The two messaging platforms that share the most information with the FBI, WhatsApp (Facebook) and iMessage (Apple), have 3.3 billion users worldwide
This has been known thanks to a request protected by the Freedom of Information Law that the US non-profit entity Property of the People – dedicated to promoting government transparency – asked the authorities to find out how agents are trained on the procedures to follow in case they need to access this kind of encrypted data.
In the case of WhatsApp, though the full content of messages is never made available to agents, the owning company (Facebook / Meta) does provide near real-time data about the user and their activities through metadata, as well as on your contacts and your communication record.
The document specifically highlights that this near real-time access (actually, every 15 minutes) to the user’s data is a peculiarity of this service, which does not provide no other messaging platform:
“That WhatsApp is offering all this information is devastating for a journalist who communicates with confidential sources,” says Daniel Kahn Gillmore, of the American Civil Liberties Union, to Rolling Stone magazine.

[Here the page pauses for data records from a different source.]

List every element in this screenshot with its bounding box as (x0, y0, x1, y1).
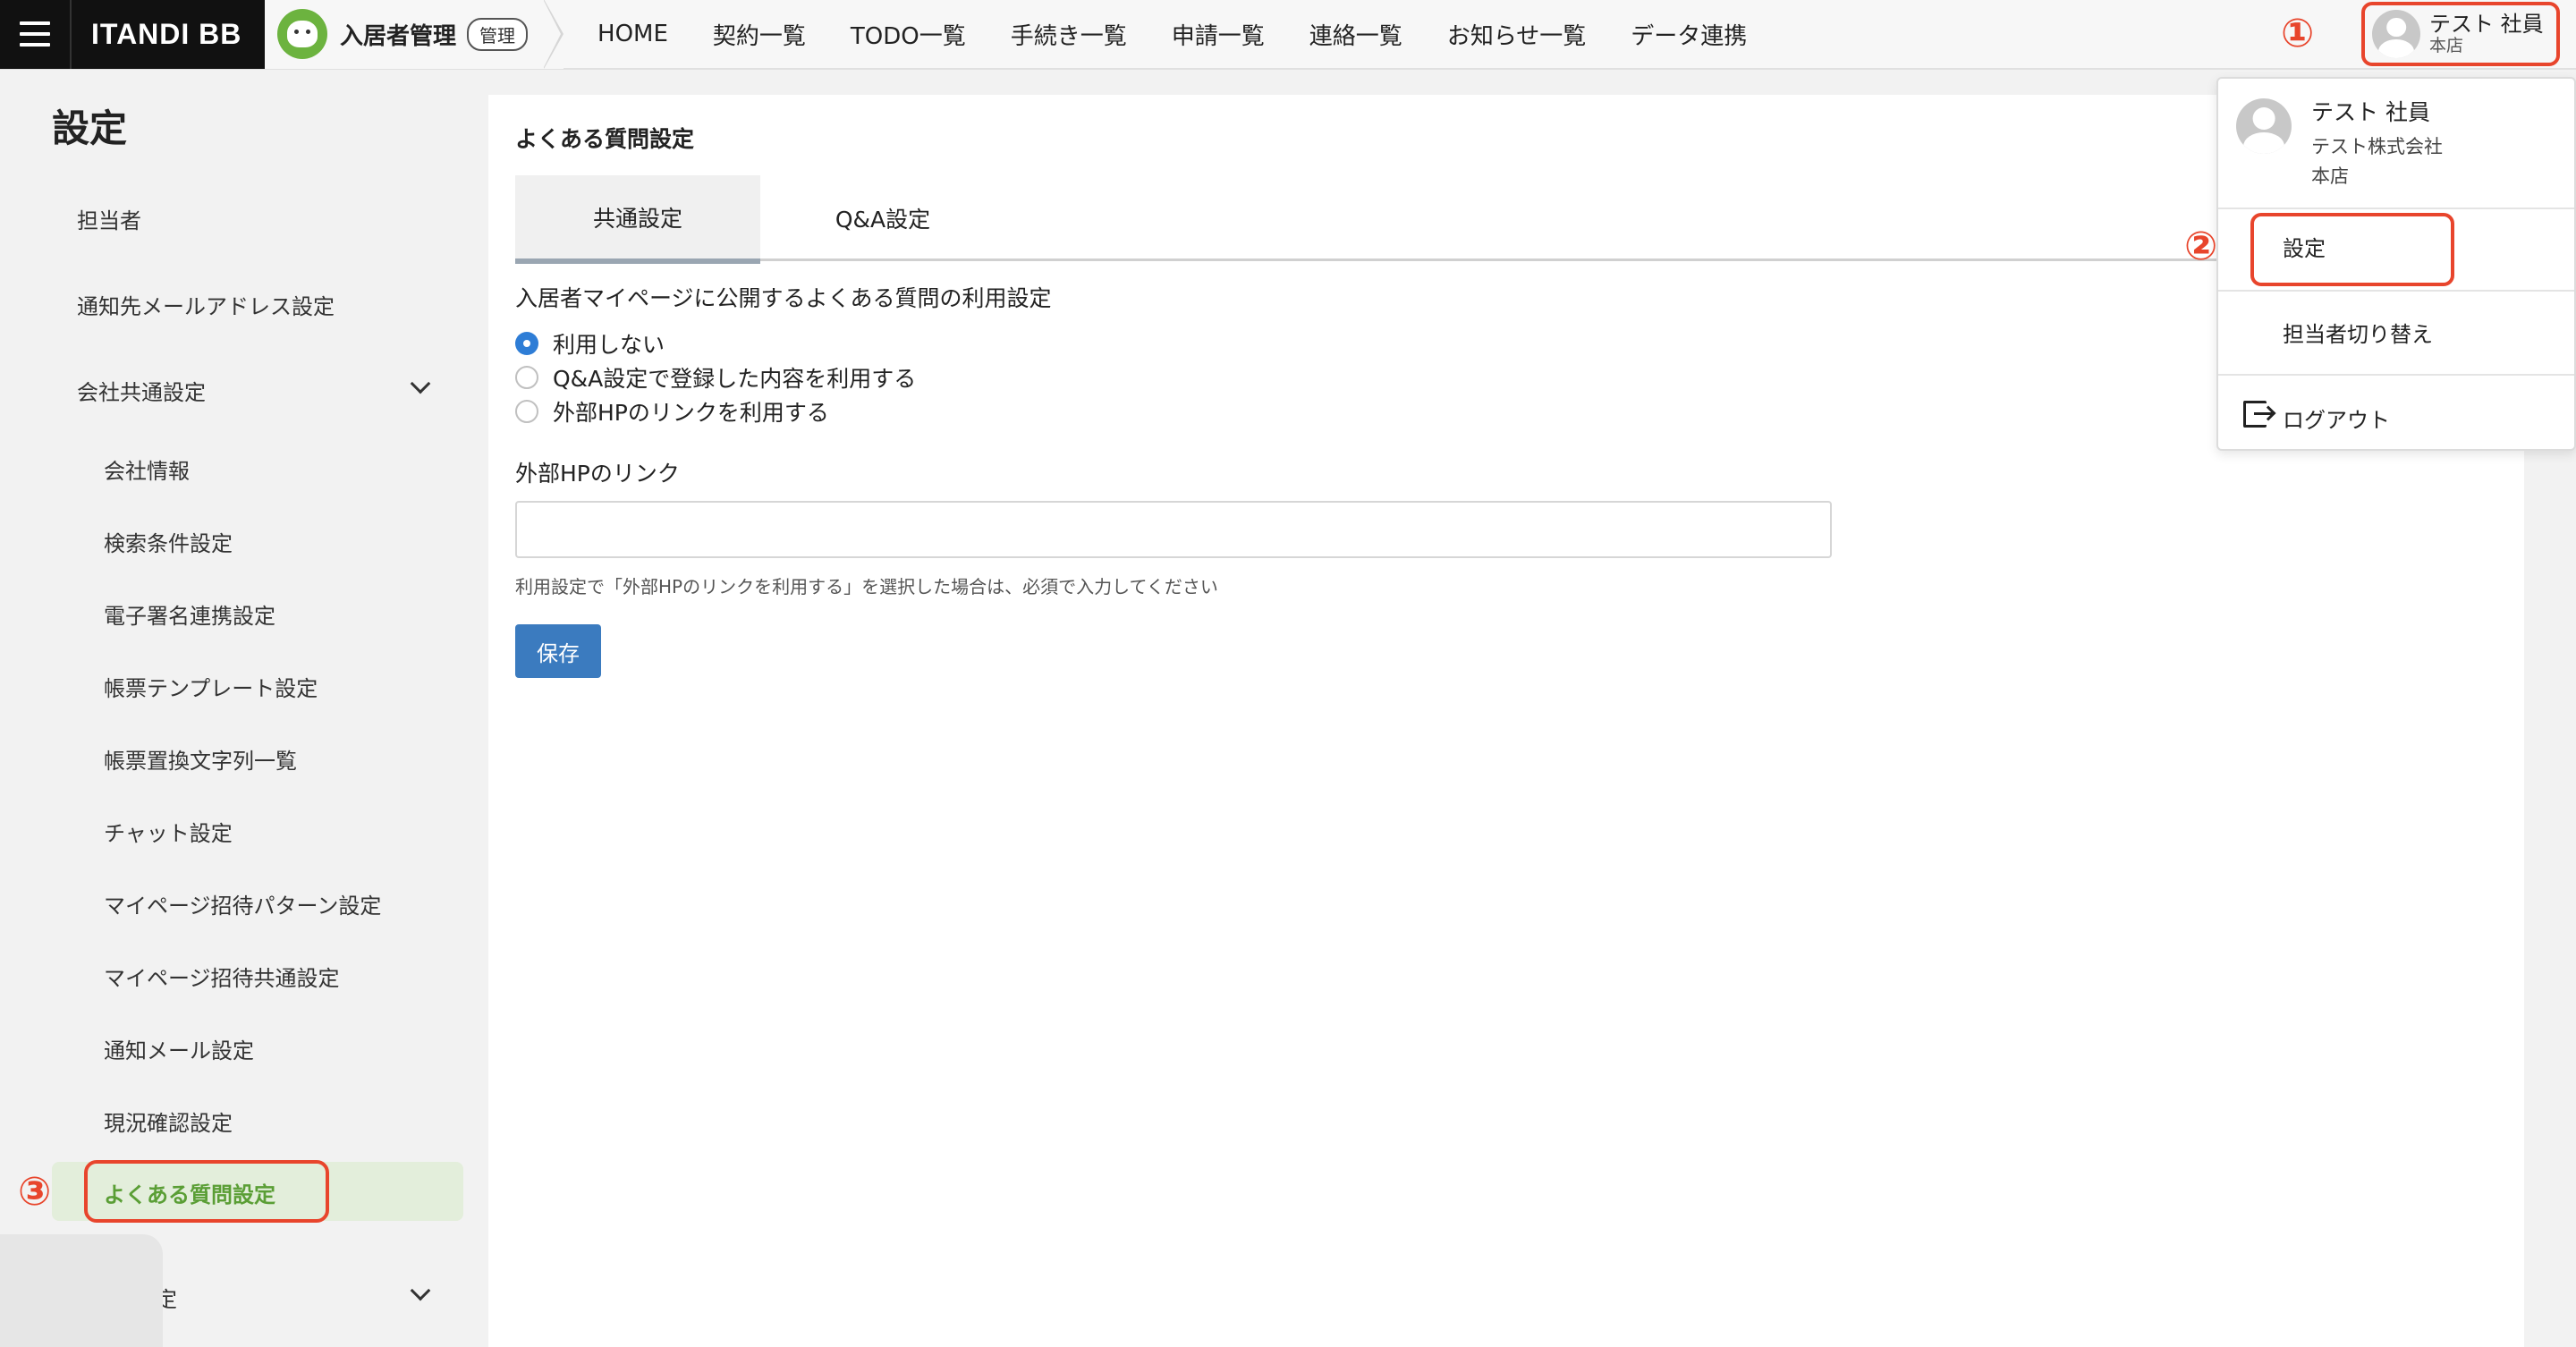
radio-checked-icon[interactable] (515, 332, 538, 355)
annotation-highlight-settings (2250, 213, 2454, 286)
app-switcher[interactable]: 入居者管理 管理 (265, 0, 564, 69)
sidebar: 設定 (0, 72, 483, 1347)
sidebar-item-search-condition[interactable]: 検索条件設定 (104, 526, 233, 557)
divider (2218, 374, 2574, 376)
main-nav: HOME 契約一覧 TODO一覧 手続き一覧 申請一覧 連絡一覧 お知らせ一覧 … (580, 18, 1769, 51)
user-name: テスト 社員 (2429, 12, 2544, 38)
sidebar-item-mypage-invite-common[interactable]: マイページ招待共通設定 (104, 961, 340, 992)
sidebar-item-chat[interactable]: チャット設定 (104, 816, 233, 847)
sidebar-item-form-replace[interactable]: 帳票置換文字列一覧 (104, 743, 297, 775)
sidebar-item-mypage-invite-pattern[interactable]: マイページ招待パターン設定 (104, 888, 381, 919)
external-link-input[interactable] (515, 501, 1832, 558)
user-branch: 本店 (2429, 35, 2464, 55)
nav-contracts[interactable]: 契約一覧 (691, 18, 828, 51)
nav-contacts[interactable]: 連絡一覧 (1287, 18, 1425, 51)
usage-setting-label: 入居者マイページに公開するよくある質問の利用設定 (515, 285, 1052, 311)
annotation-two: ② (2184, 224, 2218, 269)
save-button[interactable]: 保存 (515, 624, 601, 678)
dropdown-company: テスト株式会社 (2311, 136, 2443, 157)
dropdown-item-switch-user[interactable]: 担当者切り替え (2283, 317, 2433, 348)
app-badge: 管理 (467, 17, 529, 51)
hamburger-menu-icon[interactable] (0, 0, 70, 69)
radio-unchecked-icon[interactable] (515, 400, 538, 423)
logo[interactable]: ITANDI BB (70, 0, 265, 69)
radio-option-not-use[interactable]: 利用しない (515, 327, 665, 360)
nav-applications[interactable]: 申請一覧 (1149, 18, 1287, 51)
radio-label: 外部HPのリンクを利用する (553, 400, 829, 426)
top-header: ITANDI BB 入居者管理 管理 HOME 契約一覧 TODO一覧 手続き一… (0, 0, 2576, 70)
radio-label: 利用しない (553, 332, 665, 358)
dropdown-branch: 本店 (2311, 165, 2349, 187)
annotation-one: ① (2281, 11, 2315, 56)
sidebar-item-notify-mail[interactable]: 通知メール設定 (104, 1033, 254, 1064)
user-menu-button[interactable]: テスト 社員 本店 (2361, 2, 2560, 66)
nav-procedures[interactable]: 手続き一覧 (988, 18, 1149, 51)
sidebar-item-form-template[interactable]: 帳票テンプレート設定 (104, 671, 318, 702)
nav-todo[interactable]: TODO一覧 (828, 18, 988, 51)
annotation-three: ③ (18, 1169, 52, 1215)
nav-data-link[interactable]: データ連携 (1608, 18, 1769, 51)
sidebar-item-notify-email[interactable]: 通知先メールアドレス設定 (77, 289, 335, 320)
user-dropdown-menu: テスト 社員 テスト株式会社 本店 設定 担当者切り替え ログアウト (2216, 77, 2576, 451)
annotation-highlight-faq (84, 1160, 329, 1223)
dropdown-user-info: テスト 社員 テスト株式会社 本店 (2236, 95, 2443, 191)
divider (2218, 208, 2574, 209)
help-text: 利用設定で「外部HPのリンクを利用する」を選択した場合は、必須で入力してください (515, 576, 1218, 597)
sidebar-item-company-common[interactable]: 会社共通設定 (77, 375, 206, 406)
floating-overlay (0, 1234, 163, 1347)
avatar-icon (2236, 98, 2292, 154)
sidebar-item-status-check[interactable]: 現況確認設定 (104, 1106, 233, 1137)
external-link-label: 外部HPのリンク (515, 461, 680, 487)
dropdown-user-name: テスト 社員 (2311, 99, 2430, 125)
nav-home[interactable]: HOME (580, 21, 691, 47)
sidebar-item-tantousha[interactable]: 担当者 (77, 203, 141, 234)
sidebar-title: 設定 (52, 106, 128, 150)
page-title: よくある質問設定 (515, 126, 695, 152)
sidebar-item-esign[interactable]: 電子署名連携設定 (104, 598, 275, 630)
dropdown-item-logout[interactable]: ログアウト (2283, 402, 2390, 434)
avatar-icon (2372, 10, 2420, 58)
tab-qa-settings[interactable]: Q&A設定 (760, 175, 1005, 261)
sidebar-item-company-info[interactable]: 会社情報 (104, 453, 190, 485)
radio-unchecked-icon[interactable] (515, 366, 538, 389)
divider (2218, 290, 2574, 292)
radio-option-use-qa[interactable]: Q&A設定で登録した内容を利用する (515, 361, 916, 394)
app-name: 入居者管理 (340, 22, 457, 50)
radio-option-use-external-link[interactable]: 外部HPのリンクを利用する (515, 395, 829, 428)
tab-common-settings[interactable]: 共通設定 (515, 175, 760, 264)
nav-notices[interactable]: お知らせ一覧 (1425, 18, 1608, 51)
mascot-icon (277, 9, 327, 59)
radio-label: Q&A設定で登録した内容を利用する (553, 366, 917, 392)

Of course, according to statements by a WhatsApp spokesperson, the information is only provided
Apple, for its part, despite having starred in the past legal clashes with the FBI on behalf of the defense of the privacy of its users, also provides basic information about its users and log of the last 25 days of activity in iMessage.
Access that can be expanded, in the event of a court order, to include the full access to sent and received messages that remain stored in iCloud.
Both apps are shown in the FBI document as the most permissive in the face of FBI demands: at the other extreme we have cases such as the platform Signal, which only provides data such as the date and time the user registers and connects.
For its part, Telegram —As you already warn in your privacy policy— you can reveal the IP and phone number of a user if he is being investigated for crimes of terrorism.